More than 130 years after the abolition of slavery in Brazil, two self-declared Mestizo female quota students at the Federal University of Alagoas – UFAL were sentenced to forced labor and a fine for not looking black. The two were accused of defrauding the Quota Law, which reserves places for black, mestizos (pardos, brown, mixed of races) and Amerindian students, according to the classification of IBGE (Brazilian Institute of Geography and Statistics, the official body responsible for the census). The two were sentenced at the request of the Federal Public Ministry, despite the fact that neither the Quota Law nor the IBGE establish that pardos look or are descendants of blacks.

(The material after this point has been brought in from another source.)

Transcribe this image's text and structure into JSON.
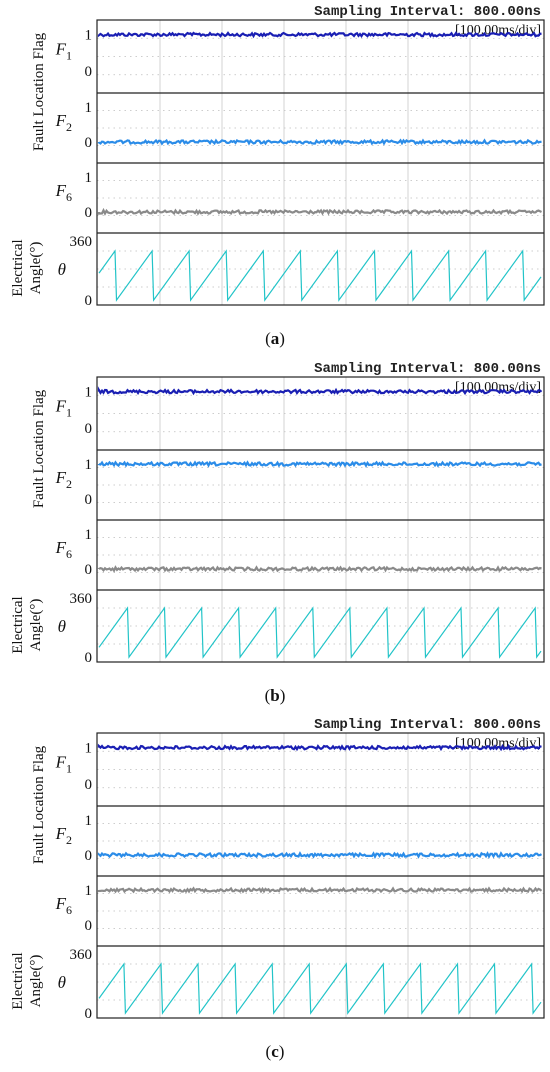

Quotas were not created for racial purification
For Leão Alves, secretary general of the Movimento Pardo-Mestiço Brasileiro and alternate member of the National Council for the Promotion of Racial Equality – CNPIR: “This condemnation is regrettable in several aspects. If the quotas were only for blacks, why would they have made quotas for mixed people too? Requiring mixeds to look like blacks is taking from mixeds something that the law assures them. Quotas were not created for racial purification. Or were they? Many mestizos are descendants of Amerindians. Was a black slave more important than a Mestizo or Indian slave? Many mixed slaves had the appearance of white. The most sinister side of this condemnation is that it recalls the forced labor to which pardos were condemned before and for longer than the blacks”.